Pour que d’autres puissent vivre

Paroisse Saint-Jean-Baptiste – Ottawa https://sjb-ottawa.org

‘’Si le grain de blé tombé en terre ne meurt pas, il reste seul; mais s’il meurt, il porte beaucoup de fruit. Qui aime sa vie la perd; qui s’en détache en ce monde la gardera pour la vie éternelle.’’

En disant ces mots très graves, Jésus pensait d’abord et avant tout à sa mort immimente. C’était une annonce voilée de cette mort à laquelle il allait consentir, et dont il savait qu’elle portait beaucoup de fruit. Mais cet évangile est également une invitation à nous, ses disciples, à le suivre en ce consentement à la mort pour que d’autres puissent vivre.

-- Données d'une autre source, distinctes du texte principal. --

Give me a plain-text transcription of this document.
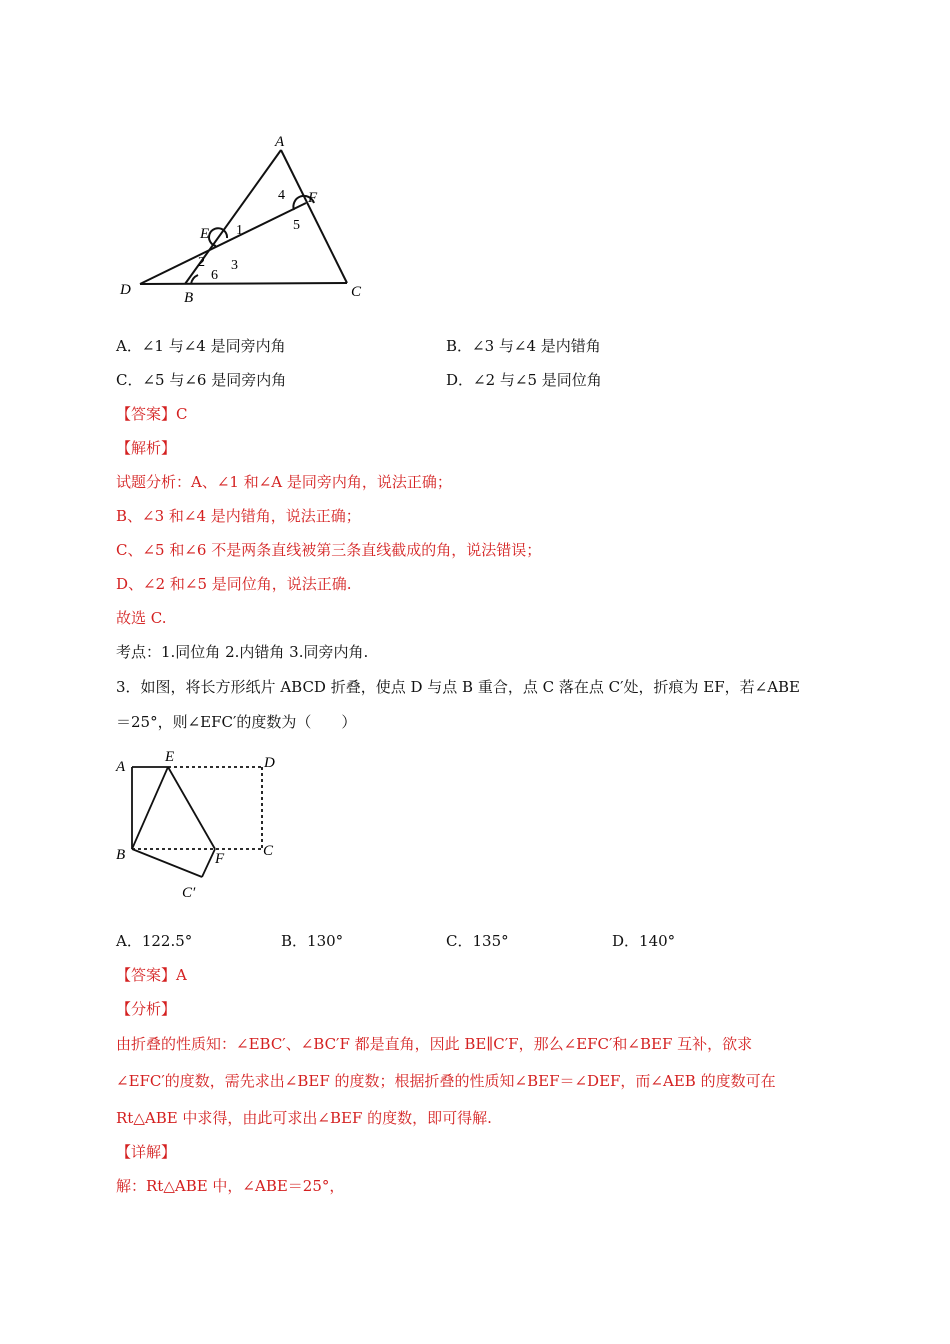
A
F
E
D	B	C
4
5
1
2 3
6
A．∠1 与∠4 是同旁内角	B．∠3 与∠4 是内错角
C．∠5 与∠6 是同旁内角	D．∠2 与∠5 是同位角
【答案】C
【解析】
试题分析：A、∠1 和∠A 是同旁内角，说法正确；
B、∠3 和∠4 是内错角，说法正确；
C、∠5 和∠6 不是两条直线被第三条直线截成的角，说法错误；
D、∠2 和∠5 是同位角，说法正确.
故选 C.
考点：1.同位角 2.内错角 3.同旁内角.
3．如图，将长方形纸片 ABCD 折叠，使点 D 与点 B 重合，点 C 落在点 C′处，折痕为 EF，若∠ABE
＝25°，则∠EFC′的度数为（　　）
A
E	D
B	F	C
C′
A．122.5°	B．130°	C．135°	D．140°
【答案】A
【分析】
由折叠的性质知：∠EBC′、∠BC′F 都是直角，因此 BE∥C′F，那么∠EFC′和∠BEF 互补，欲求
∠EFC′的度数，需先求出∠BEF 的度数；根据折叠的性质知∠BEF＝∠DEF，而∠AEB 的度数可在
Rt△ABE 中求得，由此可求出∠BEF 的度数，即可得解.
【详解】
解：Rt△ABE 中，∠ABE＝25°，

C’est une invitation un peu terrible, non? Pourtant nous le faisons tout le temps, à bien y penser. Peu de gens sont appelés à donner carrément leur vie pour que d’autres puissent vivre. Mais nous sommes légion non pas à mourir tout court, mais à consentir à mourir à une part de nous-mêmes pour que d’autres puissent vivre, ou revivre, ou vivre mieux. Je pourrais donner mille exemples, mais le plus beau pour moi, c’est l’exemple de la paternité et de la maternité.  Lorsqu’on accepte d’avoir un enfant, c’est un engagement de 20 ans. On devra faire le sacrifice d’une multitude de choses, pour le bien de son enfant. Pour la mère en particulier, c’est une mort à soi. Elle accepte, pendant neuf mois, de ne plus vivre pour elle-même, mais pour l’enfant qui est en elle. Elle accepte d’être pendant 9 mois le vaisseau dans lequel cet enfant pourra se développer au point où il peut vivre hors de son corps. Que dire de l’inconfort et surtout, de l’accouchement? C’est bel et bien une mort à soi, à son bien-être que d’accepter d’avoir un enfant. Oui me direz-vous, mais on oublie vite le prix qu’on a payé, devant l’enfant qu’on voit naître, devant le bonheur que l’on récolte en tant que mère, en tant que père. Eh bien justement. Voilà qui confirme la promesse de Jésus. Celui, celle qui meurt, porte beaucoup de fruit. Il l’avait bien dit.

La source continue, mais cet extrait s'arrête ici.